“It is hard for you to kick against the goads.” (Acts 26:14 NIV)
I woke up Friday morning to find my 7-year- old little girl curled up next to me. I looked at the clock and thought, “I really need to start the day,” but I couldn’t bring myself to do anything but lay beside this sweet little girl.
She looked so peaceful with her head on my arm holding my hand. I laid there, next to her, and enjoyed the sensation of absolute peace for another hour before I was rudely disturbed by the alarm clock. Let the chaos begin!
Everyone, regardless of race, religion, or anything else, understands the chaos of life. If we were honest, we would probably find that the majority of our time and resources is spent on trying to bring order to the chaos—to bring some kind of peace into our lives. We want to have more of those moments where we are at rest and can see peace in the lives of those we love. The tragic irony is that so many of our attempts to bring peace result in more chaos. We often find ourselves, “kicking against the goads”.
In this passage, the apostle Paul was sharing, while in chains and facing trial, that he once tried to find peace in his life by all of the methods that religion and the world said would work. He saw Christianity as an enemy that threatened the peace in his world. So Paul did what anyone would do, he worked very hard to end the threat. He, like many of us, applied every known method at his disposal to create and protect the peace. Like many of us, he did not realize that he was actually causing the chaos in his life.
Paul shared that God appeared to him and asked him, “Saul, Saul, why do you persecute me? It is hard for you to kick against the goads.”
The lifestyle that Jesus calls us to seems counterproductive to what we desire and what we see in the world. Jesus calls us to love our enemies, and yet we only know peace through war. Jesus tells us to live simple lives and yet our alarms go off so that we can jump into the rat race. Jesus tells us to invest in others and yet we are taught to invest in our 401k before anything else. Jesus tells us that He is the only source of true peace and yet we still find ourselves trying to create peace by our own means. We often find ourselves, “kicking against the goads.”
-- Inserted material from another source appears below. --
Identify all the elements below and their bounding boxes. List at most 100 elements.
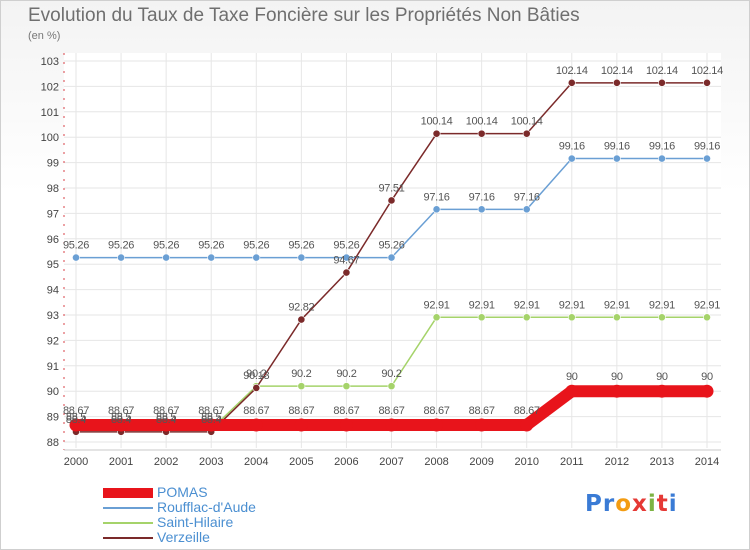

Paul explained that he had to respond to this truth through action. He could no longer be the person who claimed to serve God, yet still expected results from religion or worldly means. Once he had relinquished everything to Jesus, God used him to go out into the world that was struggling to find peace and “to open their eyes and turn them from darkness to light, and from the power of Satan to God, so that they may receive forgiveness of sins and a place among those who are sanctified by faith in me” (Acts 26:18 NIV).
Paul stood there in chains and yet he still knew a peace beyond what King Agrippa or Festus could possibly imagine. He had chosen to stop spinning his wheels and to trust in God—to obey and to serve Jesus in all things. If a person truly wants peace in their life, then they must first stop persecuting Jesus and kicking against the goads. Peace is found in faith and obedience to God.
I don’t want my babies to grow up in the same rat race that I grew up in. The truth is that the world is not getting simpler, it is becoming more complex. With that comes more temptation to use Jesus as a symbol of religion or simply as a supplement to our choices. This has never worked, nor will it ever work.
For the sake of peace in my own life, I must have faith and obey Jesus. For the sake of my children I must set an example that teaches them to be courageous in a world that may chain them for engaging in the truth.
As we celebrate the birth of Christ, let it remind us that Jesus Himself became flesh and obedient so that He might be the source of true peace to anyone who would receive it.